The events at Tiananmen Square (1989) and the disintegration of the Soviet Union (1991) had a tremendous impact on the PCSA. Differences cropped up, leading to the formation of the IC in 1989. The announced agenda of the IC was to restore campus democracy and to resist campus violence. The IC broke away from radical left politics and reflected the disillusionment over left politics felt worldwide. Initially a centrist organization, IC’s policies saw a leftward shift after the Left Front government veered towards capitalist camps from 2002. Post Singur and Nandigram violence orchestrated by the Left front, the IC became an alternative for those with leftist tendencies. The IC claims to draw its ideological foundations from mass uprisings like the May 68 protests in France, the Arab Spring, the Occupy movement, the Hok Kolorob Movement, the Anti-CAA protests, and the Anti Farm Law protests - movements "led entirely by people's forces and not political parties". Sunandan Roy Chowdhury has identified The Free Thinkers of JNU (in the late 1970s and the 1980s) and the Independents' Consolidation as two important examples where student politics had moved away from the fold of established parties.

== Activities ==
The Independents' Consolidation has been active through both the Left regime (1989-2011) and the Trinamool Congress (2011–present) rule in West Bengal. Except for 1982, 2002–03 and 2008–09, the IC has been able to keep the ruling party at bay from the Presidency College Students' Union. Consequently, the IC has been at the receiving end of violence orchestrated by both the SFI (student wing of the CPIM) and the TMC. On 21 February 2010, a first year IC supporter had to be hospitalized after being allegedly beaten up by members of SFI when winning candidates of the two organizations assembled for the formation of the college union.
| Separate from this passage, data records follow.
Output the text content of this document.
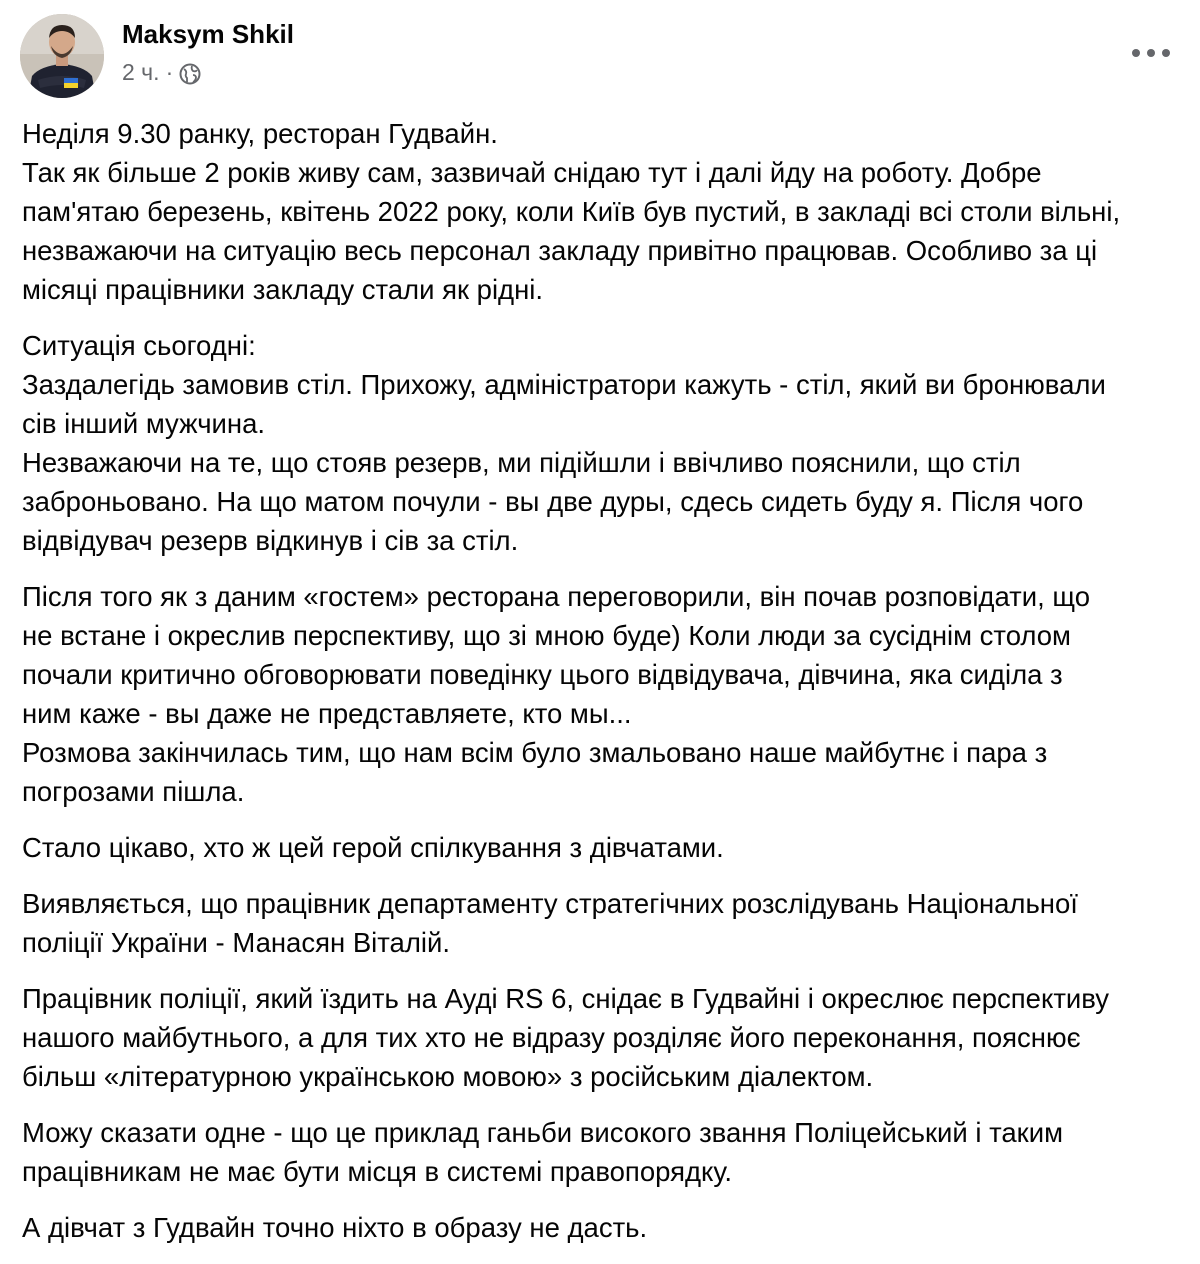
Maksym Shkil
2 ч. ·
Неділя 9.30 ранку, ресторан Гудвайн.
Так як більше 2 років живу сам, зазвичай снідаю тут і далі йду на роботу. Добре
пам'ятаю березень, квітень 2022 року, коли Київ був пустий, в закладі всі столи вільні,
незважаючи на ситуацію весь персонал закладу привітно працював. Особливо за ці
місяці працівники закладу стали як рідні.
Ситуація сьогодні:
Заздалегідь замовив стіл. Прихожу, адміністратори кажуть - стіл, який ви бронювали
сів інший мужчина.
Незважаючи на те, що стояв резерв, ми підійшли і ввічливо пояснили, що стіл
заброньовано. На що матом почули - вы две дуры, сдесь сидеть буду я. Після чого
відвідувач резерв відкинув і сів за стіл.
Після того як з даним «гостем» ресторана переговорили, він почав розповідати, що
не встане і окреслив перспективу, що зі мною буде) Коли люди за сусіднім столом
почали критично обговорювати поведінку цього відвідувача, дівчина, яка сиділа з
ним каже - вы даже не представляете, кто мы...
Розмова закінчилась тим, що нам всім було змальовано наше майбутнє і пара з
погрозами пішла.
Стало цікаво, хто ж цей герой спілкування з дівчатами.
Виявляється, що працівник департаменту стратегічних розслідувань Національної
поліції України - Манасян Віталій.
Працівник поліції, який їздить на Ауді RS 6, снідає в Гудвайні і окреслює перспективу
нашого майбутнього, а для тих хто не відразу розділяє його переконання, пояснює
більш «літературною українською мовою» з російським діалектом.
Можу сказати одне - що це приклад ганьби високого звання Поліцейський і таким
працівникам не має бути місця в системі правопорядку.
А дівчат з Гудвайн точно ніхто в образу не дасть.
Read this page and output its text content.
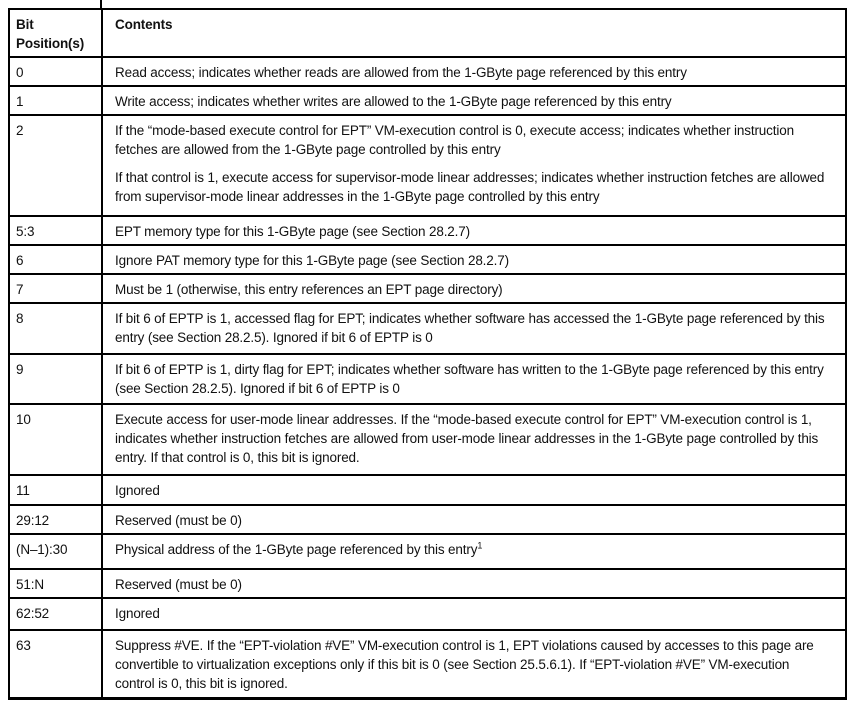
Bit Position(s)	Contents
0	Read access; indicates whether reads are allowed from the 1-GByte page referenced by this entry

1	Write access; indicates whether writes are allowed to the 1-GByte page referenced by this entry

2	If the “mode-based execute control for EPT” VM-execution control is 0, execute access; indicates whether instruction fetches are allowed from the 1-GByte page controlled by this entry

If that control is 1, execute access for supervisor-mode linear addresses; indicates whether instruction fetches are allowed from supervisor-mode linear addresses in the 1-GByte page controlled by this entry

5:3	EPT memory type for this 1-GByte page (see Section 28.2.7)

6	Ignore PAT memory type for this 1-GByte page (see Section 28.2.7)

7	Must be 1 (otherwise, this entry references an EPT page directory)

8	If bit 6 of EPTP is 1, accessed flag for EPT; indicates whether software has accessed the 1-GByte page referenced by this entry (see Section 28.2.5). Ignored if bit 6 of EPTP is 0

9	If bit 6 of EPTP is 1, dirty flag for EPT; indicates whether software has written to the 1-GByte page referenced by this entry (see Section 28.2.5). Ignored if bit 6 of EPTP is 0

10	Execute access for user-mode linear addresses. If the “mode-based execute control for EPT” VM-execution control is 1, indicates whether instruction fetches are allowed from user-mode linear addresses in the 1-GByte page controlled by this entry. If that control is 0, this bit is ignored.

11	Ignored

29:12	Reserved (must be 0)

(N–1):30	Physical address of the 1-GByte page referenced by this entry$^1$

51:N	Reserved (must be 0)

62:52	Ignored

63	Suppress #VE. If the “EPT-violation #VE” VM-execution control is 1, EPT violations caused by accesses to this page are convertible to virtualization exceptions only if this bit is 0 (see Section 25.5.6.1). If “EPT-violation #VE” VM-execution control is 0, this bit is ignored.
On 21 January 2012, a second-year political science student and an IC supporter survived after slashing his wrist when he was thrown out of the Eden Hindu Hostel following weeks of abuse and torture by SFI cadres.

On 18 March 2014, the Independents' Consolidation organized a referendum on whether the then TMC Member of Parliament Sugata Bose should continue as chairperson of the Presidency Mentor Group. Bose lost 1208 to 316. This was following the 2013 TMC attack on Presidency University, where TMC activists had attacked students and rampaged the historical Baker Laboratory with knives, sticks and javelins. Years following the BJP's rise to power in the Centre, Independents' Consolidation has been active in the Anti-CAA protests and the Anti Farm Law protests.

Independents' Consolidation had been part of the Hindu Hostel movement that ensured the reopening of the hostel after three years in 2019.

In May 2021, Independents' Consolidation demanded that the university authority allow the use of the campus as a safe home for non-critical patients to ease the pressure on hospital beds during the COVID-19 pandemic in West Bengal. Although permissions were secured from the State Health Department, the university did not allow the project to go on.

Independents' Consolidation campaigned for the revival of admission tests in 2021, after the university shifted to admissions based on +2 marks during the pandemic.